Tuttavia, gli old media continuano a essere “aspetti individuabili” della nostra realtà quotidiana. Vedere la televisione, ascoltare la radio, parlare al telefono, andare al cinema, sono “strati” circoscrivibili della vita delle persone. Cioè, abbiamo la percezione di compiere un’azione definita e, per questo, estrapolabile da un contesto.
È la logica dell’estetica ottocentesca. I “vecchi” media lasciano intravvedere una differenza piuttosto netta fra soggetto e sfondo. Una specie di gerarchia formale in cui i vari livelli rimangono perfettamente separati. Se affermo che stasera andrò al cinema, di fatto distinguo questa funzione da tutte le altre.
Non è così con “l’avvolgimento” operato dal digitale. Non c’è più una gerarchia, per così dire, delle informazioni o dell’apprendimento.
In altre occasioni ho parlato di mutazioni. Fenomeni ancora flebili, ma sicuramente in atto. Assisto a un “modellamento” della coscienza degli uomini (e, pertanto, della loro cultura) ad opera del digitale. E tutto ciò in una prospettiva già ampiamente teorizzata da Luhmann. Il sistema, nella sua valenza sociale, è fatto di atti comunicativi. L’uomo (elemento di disturbo?) ne rimane al di fuori, semplicemente perché appartiene ad un altro sistema, quello psicologico.
Si sente dire “io il computer non lo uso” (sistema psicologico), quasi a significare una life style salvifica che avrebbe addirittura la pretesa di andare oltre la condizione post-moderna. Poi le stesse persone utilizzano con molta disinvoltura (e senza farsi particolari problemi) Bancomat, carte elettroniche, Telepass, ignorando che in quel preciso istante stanno usando un computer (sistema sociale).
Ecco il punto. Stiamo andando verso l’era del computer invisibile o, per certi versi, nella direzione degli “info-domestici”, cioè strumenti elettro-informatici di uso quotidiano in cui è del tutto occultata la matrice digitale.
Il mezzo (e anche il digitale lo è) non è solo fine a sé stesso. Converge verso modificazioni filosofiche, antropologiche, sociali. In una parola, diventa la “vita” degli esseri umani. In questo senso, trovo poco lungimiranti le disquisizioni su computer e sistemi operativi in quanto tali. Siamo di fronte a una realtà digitale o, ancora meglio, “numerica” che va ben al di là della scheda madre, della ram e dei software che ci girano dentro.
In questo processo, che oserei definire irreversibile, credo si debba cogliere tutta la portata rivoluzionaria di un movimento ambizioso come quello dei Digital Champions.
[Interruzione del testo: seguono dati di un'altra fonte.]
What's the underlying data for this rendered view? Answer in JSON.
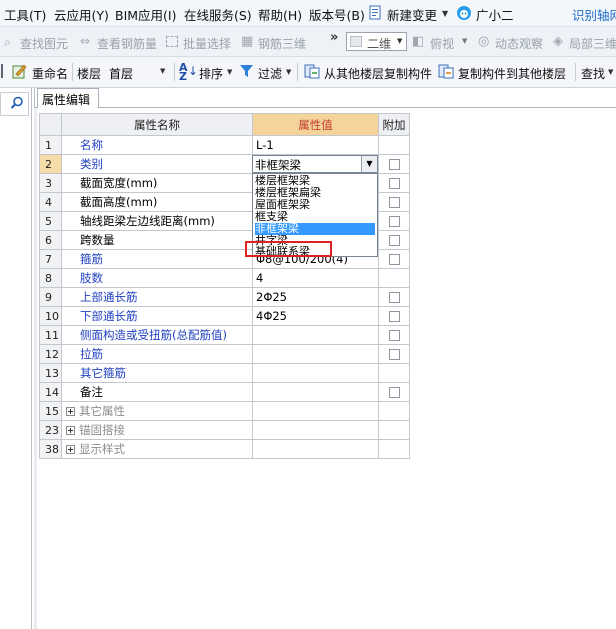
{
  "menubar": {
    "items": [
      "工具(T)",
      "云应用(Y)",
      "BIM应用(I)",
      "在线服务(S)",
      "帮助(H)",
      "版本号(B)",
      "新建变更",
      "广小二",
      "识别轴网"
    ]
  },
  "toolbar1": {
    "find_element": "查找图元",
    "view_rebar": "查看钢筋量",
    "batch_select": "批量选择",
    "rebar_3d": "钢筋三维",
    "more": "»",
    "view_mode": "二维",
    "top_view": "俯视",
    "dynamic_observe": "动态观察",
    "local_3d": "局部三维"
  },
  "toolbar2": {
    "rename": "重命名",
    "floor_label": "楼层",
    "floor_value": "首层",
    "sort": "排序",
    "filter": "过滤",
    "copy_from_floor": "从其他楼层复制构件",
    "copy_to_floor": "复制构件到其他楼层",
    "find": "查找"
  },
  "panel": {
    "tab_label": "属性编辑"
  },
  "grid": {
    "headers": [
      "属性名称",
      "属性值",
      "附加"
    ],
    "rows": [
      {
        "num": "1",
        "name": "名称",
        "value": "L-1",
        "checkbox": false
      },
      {
        "num": "2",
        "name": "类别",
        "value": "非框架梁",
        "checkbox": true
      },
      {
        "num": "3",
        "name": "截面宽度(mm)",
        "value": "",
        "checkbox": true
      },
      {
        "num": "4",
        "name": "截面高度(mm)",
        "value": "",
        "checkbox": true
      },
      {
        "num": "5",
        "name": "轴线距梁左边线距离(mm)",
        "value": "",
        "checkbox": true
      },
      {
        "num": "6",
        "name": "跨数量",
        "value": "",
        "checkbox": true
      },
      {
        "num": "7",
        "name": "箍筋",
        "value": "Φ8@100/200(4)",
        "checkbox": true
      },
      {
        "num": "8",
        "name": "肢数",
        "value": "4",
        "checkbox": false
      },
      {
        "num": "9",
        "name": "上部通长筋",
        "value": "2Φ25",
        "checkbox": true
      },
      {
        "num": "10",
        "name": "下部通长筋",
        "value": "4Φ25",
        "checkbox": true
      },
      {
        "num": "11",
        "name": "侧面构造或受扭筋(总配筋值)",
        "value": "",
        "checkbox": true
      },
      {
        "num": "12",
        "name": "拉筋",
        "value": "",
        "checkbox": true
      },
      {
        "num": "13",
        "name": "其它箍筋",
        "value": "",
        "checkbox": false
      },
      {
        "num": "14",
        "name": "备注",
        "value": "",
        "checkbox": true
      },
      {
        "num": "15",
        "name": "其它属性",
        "value": "",
        "checkbox": false
      },
      {
        "num": "23",
        "name": "锚固搭接",
        "value": "",
        "checkbox": false
      },
      {
        "num": "38",
        "name": "显示样式",
        "value": "",
        "checkbox": false
      }
    ]
  },
  "combo": {
    "value": "非框架梁",
    "options": [
      "楼层框架梁",
      "楼层框架扁梁",
      "屋面框架梁",
      "框支梁",
      "非框架梁",
      "井字梁",
      "基础联系梁"
    ],
    "selected_index": 4
  },
  "colors": {
    "header_highlight": "#f5d49b",
    "selected_option": "#3399ff",
    "blue_label": "#1f3fbf",
    "red_box": "#e02020"
  }
}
Ovvero, la creazione di un network di persone che trova la propria sintesi nei progetti di alfabetizzazione digitale (e sociale), nell’obiettivo di aprire le menti alla logica computazionale, nel traghettare le persone da un approccio meramente consumistico della tecnologia verso un uso più consapevole nelle nuove opportunità messe in piedi dai bit, nella possibilità di cogliere i vantaggi della rete fino alle cause e agli effetti delle azioni sui social media.
In fondo cosa amiamo della realtà? Non certo la sua naturale specularità, ma piuttosto la sua alterazione in un vortice di commodity alle quali nessuno è più disposto a rinunciare. Prima c’era la realtà e qualcosa (strumenti o mezzi) che la descriveva. Oggi, c’è un tutt’uno. Un unico blocco che non è più possibile decostruire e, proprio per questo, bisognoso di interpreti che siano a disposizione di tutti. Per capire, e come stare dentro, un mondo che cambia.